As the energy industry faces the growing impact of the coronavirus disease 2019 (COVID-19), commonly known as the “coronavirus,” or COVID-19, outbreak, questions arise about whether force majeure provisions may be invoked to delay performance or terminate contracts. Force majeure provisions, also referred to as “Act of God” clauses, are commonly included in project contracts to relieve parties from performing their contractual obligations upon the occurrence of an event beyond their control.
Energy projects are facing reduced demand and disrupted supply chains, as governments and businesses tell people to stay home in an effort to stem the spread of the virus. Contracting parties in the energy industry are growing concerned about the impact those disruptions will have on contract schedules and their ability to meet their contractual obligations.

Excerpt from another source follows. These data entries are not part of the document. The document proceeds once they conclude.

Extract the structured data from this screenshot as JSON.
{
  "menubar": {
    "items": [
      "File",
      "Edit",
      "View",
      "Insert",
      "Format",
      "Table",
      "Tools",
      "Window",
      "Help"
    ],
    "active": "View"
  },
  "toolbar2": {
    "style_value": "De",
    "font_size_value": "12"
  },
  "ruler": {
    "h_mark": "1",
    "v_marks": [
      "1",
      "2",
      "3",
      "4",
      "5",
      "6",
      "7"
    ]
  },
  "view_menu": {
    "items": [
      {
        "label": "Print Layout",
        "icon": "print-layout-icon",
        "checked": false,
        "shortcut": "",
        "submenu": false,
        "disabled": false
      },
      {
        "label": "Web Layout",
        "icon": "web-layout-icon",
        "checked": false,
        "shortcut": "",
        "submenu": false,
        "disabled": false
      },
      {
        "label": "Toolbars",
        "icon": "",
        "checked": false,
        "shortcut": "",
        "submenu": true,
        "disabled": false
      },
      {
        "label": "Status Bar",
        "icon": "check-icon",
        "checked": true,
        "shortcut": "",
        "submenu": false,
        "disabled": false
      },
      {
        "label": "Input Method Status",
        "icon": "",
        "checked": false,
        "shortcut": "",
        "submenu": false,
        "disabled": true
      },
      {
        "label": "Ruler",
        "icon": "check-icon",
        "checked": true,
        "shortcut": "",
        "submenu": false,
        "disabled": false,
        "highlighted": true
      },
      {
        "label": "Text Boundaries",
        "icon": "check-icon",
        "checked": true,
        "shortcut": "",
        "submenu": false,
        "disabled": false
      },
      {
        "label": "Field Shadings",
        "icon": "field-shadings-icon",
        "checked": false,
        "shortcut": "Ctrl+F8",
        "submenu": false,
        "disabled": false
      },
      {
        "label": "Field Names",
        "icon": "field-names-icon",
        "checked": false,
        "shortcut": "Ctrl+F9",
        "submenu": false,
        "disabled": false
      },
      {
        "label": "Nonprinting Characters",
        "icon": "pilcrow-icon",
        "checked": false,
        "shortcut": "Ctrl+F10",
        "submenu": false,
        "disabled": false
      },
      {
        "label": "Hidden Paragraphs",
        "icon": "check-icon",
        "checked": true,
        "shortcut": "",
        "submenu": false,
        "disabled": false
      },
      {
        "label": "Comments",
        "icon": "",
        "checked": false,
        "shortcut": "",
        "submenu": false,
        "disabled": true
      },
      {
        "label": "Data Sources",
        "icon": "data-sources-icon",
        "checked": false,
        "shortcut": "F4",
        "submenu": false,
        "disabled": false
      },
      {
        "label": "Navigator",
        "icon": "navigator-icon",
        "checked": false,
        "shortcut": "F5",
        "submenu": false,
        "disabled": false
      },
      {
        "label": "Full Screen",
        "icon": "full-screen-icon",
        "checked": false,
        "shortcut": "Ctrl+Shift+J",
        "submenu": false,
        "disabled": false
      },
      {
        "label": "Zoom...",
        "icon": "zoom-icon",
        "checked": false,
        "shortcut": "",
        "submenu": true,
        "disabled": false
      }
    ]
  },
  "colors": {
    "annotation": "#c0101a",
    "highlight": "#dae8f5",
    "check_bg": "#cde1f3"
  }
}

Those disruptions concern not only project owners, but also investors and lenders, who may be relying on agreed upon project schedules to support the project’s eligibility to receive tax incentives and credits. For example, parties to US renewable projects may be at risk of losing tax credits if they are unable to meet start-of-construction or placed-in-service deadlines as a result of schedule delays. Newer energy industries, such as battery storage, may be particularly susceptible to manufacturing disruptions as their supply networks tend to be less developed than more established industries. Regardless, parties to energy project contracts are facing “an immediate and dramatic business concern for the industry as a whole.”